# Awesome battery life thread.



## _josh__ (Jun 13, 2011)

Just doing this post for those wanting to share their battery life experiences. Please state which Rom and kernel you are using, activities running, screen on time, screenshots, etc.. This way we can keep the rom developer threads alot less cluttered. And for lulz. Thx.

Rom-wookie
Kernel-wooki
Very light usage
Stock battery
(currently running aokp b21)

Thread in honer of chopperthedog's suggestion.


----------



## bburud (Jan 20, 2012)

Shouldn't we also post the screen that shows screen on time, what kind of data (3G,4G,wifi), screen brightness etc., in order to make this a truly comprehensive thread?

Will post mine up in a few.


----------



## PaulG1488 (Dec 16, 2011)

If screen on times aren't posted this will become useless

Sent from my Galaxy Nexus


----------



## Gabiola1 (Jun 10, 2011)

Exactly. What's the point if you are wifi for 2 days with 60 minutes of total screen time. Some of us leave the house and use our phones.



PaulG1488 said:


> If screen on times aren't posted this will become useless
> 
> Sent from my Galaxy Nexus


Sent from my Galaxy Nexus using RootzWiki


----------



## swimminsurfer256 (Sep 23, 2011)

Shouldn't you also say which battery you are using


----------



## Gabiola1 (Jun 10, 2011)

Oh.
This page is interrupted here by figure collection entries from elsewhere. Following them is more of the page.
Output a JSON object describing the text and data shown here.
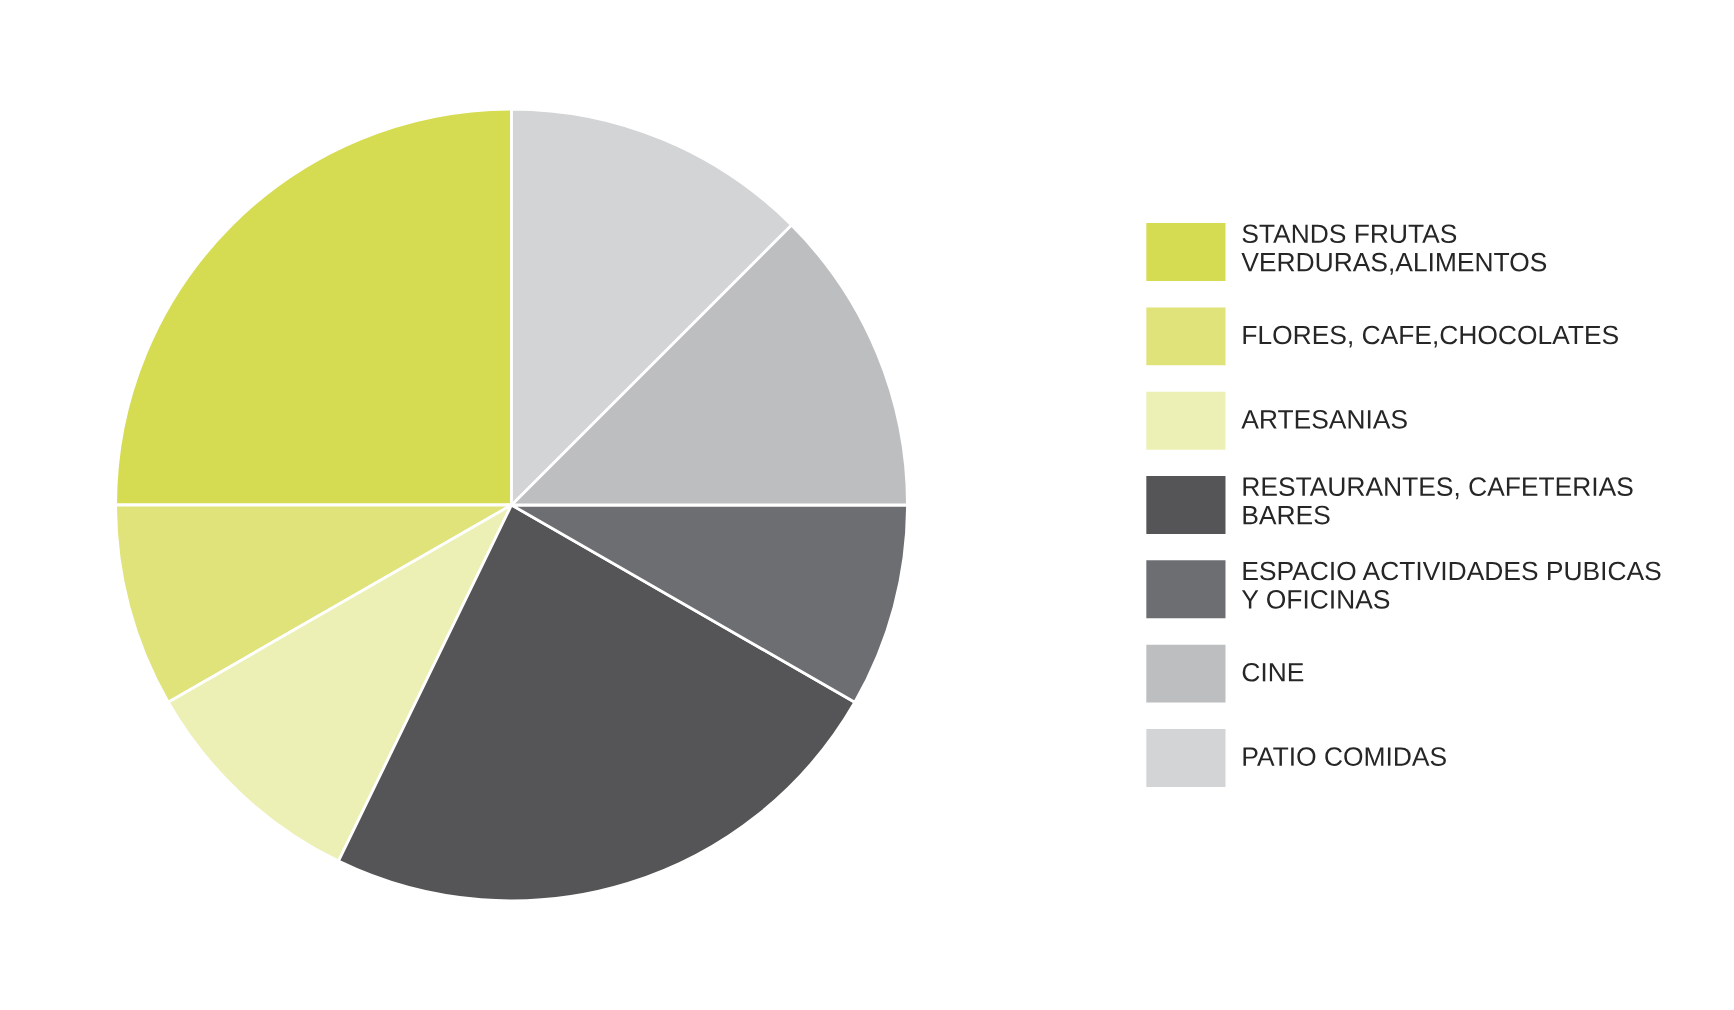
{
  "chart_data": {
    "type": "pie",
    "categories": [
      "STANDS FRUTAS\nVERDURAS,ALIMENTOS",
      "FLORES, CAFE,CHOCOLATES",
      "ARTESANIAS",
      "RESTAURANTES, CAFETERIAS\nBARES",
      "ESPACIO ACTIVIDADES PUBICAS\nY OFICINAS",
      "CINE",
      "PATIO COMIDAS"
    ],
    "values": [
      25,
      8.3,
      9.5,
      23.9,
      8.3,
      12.5,
      12.5
    ],
    "colors": [
      "#d6dc52",
      "#dfe37a",
      "#ecf0b4",
      "#555557",
      "#6d6e72",
      "#bdbec0",
      "#d3d4d6"
    ],
    "legend": "right"
  }
}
And if "androidos" uses more of your battery than screen time. Don't post 

Sent from my Galaxy Nexus using RootzWiki


----------



## frankiedizzle87 (Dec 27, 2011)

Lmao ye I agree cause I actually use my phone at work and switch to cdma only cause battery is poop for me. Using the extended I see a decrease in battery life. Anyone else? I switch to regular battery and have way better life

Sent from my Galaxy Nexus using Tapatalk


----------



## terryrook (Jun 10, 2011)

Gabiola1 said:


> Oh. And if "androidos" uses more of your battery than screen time. Don't post
> 
> Sent from my Galaxy Nexus using RootzWiki


Why? Just wonderin...


----------



## NatemZ (Jun 13, 2011)

terryrook said:


> Why? Just wonderin...


I think he is implying that if android os is higher that the screen time will be low implying he didn't turn in the phone much lol


----------



## frankiedizzle87 (Dec 27, 2011)

What's the black line mean?

Sent from my Galaxy Nexus using Tapatalk


----------



## NatemZ (Jun 13, 2011)

frankiedizzle87 said:


> What's the black line mean?
> 
> Sent from my Galaxy Nexus using Tapatalk


A reboot

Sent from my Galaxy Nexus using RootzWiki


----------



## frankiedizzle87 (Dec 27, 2011)

That's a big battery hit during reboot no?

Sent from my Galaxy Nexus using Tapatalk


----------



## GSUS969 (Jul 19, 2011)

frankiedizzle87 said:


> That's a big battery hit during reboot no?
> 
> Sent from my Galaxy Nexus using Tapatalk


It sure is...mine usually drops one percent if that.


----------



## frankiedizzle87 (Dec 27, 2011)

My phone had been frozen so I pulled the battery. Does freezing phone like run everything on steroids...?

Sent from my Galaxy Nexus using Tapatalk


----------



## otyler46 (Jun 26, 2011)

I can't get much better than this. Regular battery. Glados 1.5

Sent from my Galaxy Nexus using Tapatalk


----------



## cdoan34 (Jul 23, 2011)

otyler46 said:


> I can't get much better than this. Regular battery
> 
> Sent from my Galaxy Nexus using Tapatalk


what kernel/settings?


----------



## otyler46 (Jun 26, 2011)

edit: delete


----------



## brkshr (Jun 16, 2011)

Settings in my signature....standard battery

Swyped from my Galaxy Nexus


----------



## DHO (Nov 6, 2011)

Great battery life here.

About 6 hours from last charge, about 2 of them on the phone.
The Gnex gets great battery when it has good signal. When it does not, it expends way too much energy trying to improve its signal















Can only upload 2 images, 2nd post to follow


----------



## DHO (Nov 6, 2011)

The phone spends so much time in 180 because when in its cradle during the night, it cannot enter deep sleep.


----------



## Phaze08 (Jun 13, 2011)

DHO said:


> The Gnex gets breat battery when it has good signal. When it does not, it expends way too much energy trying to improve its signal


This totally explains why I get much better battery at home on my days off than at work. Here I have 0-1 bars and at home its always full. No wifi at my house right now either but its like double what I can get at work even though I probably use it more on my off day.


----------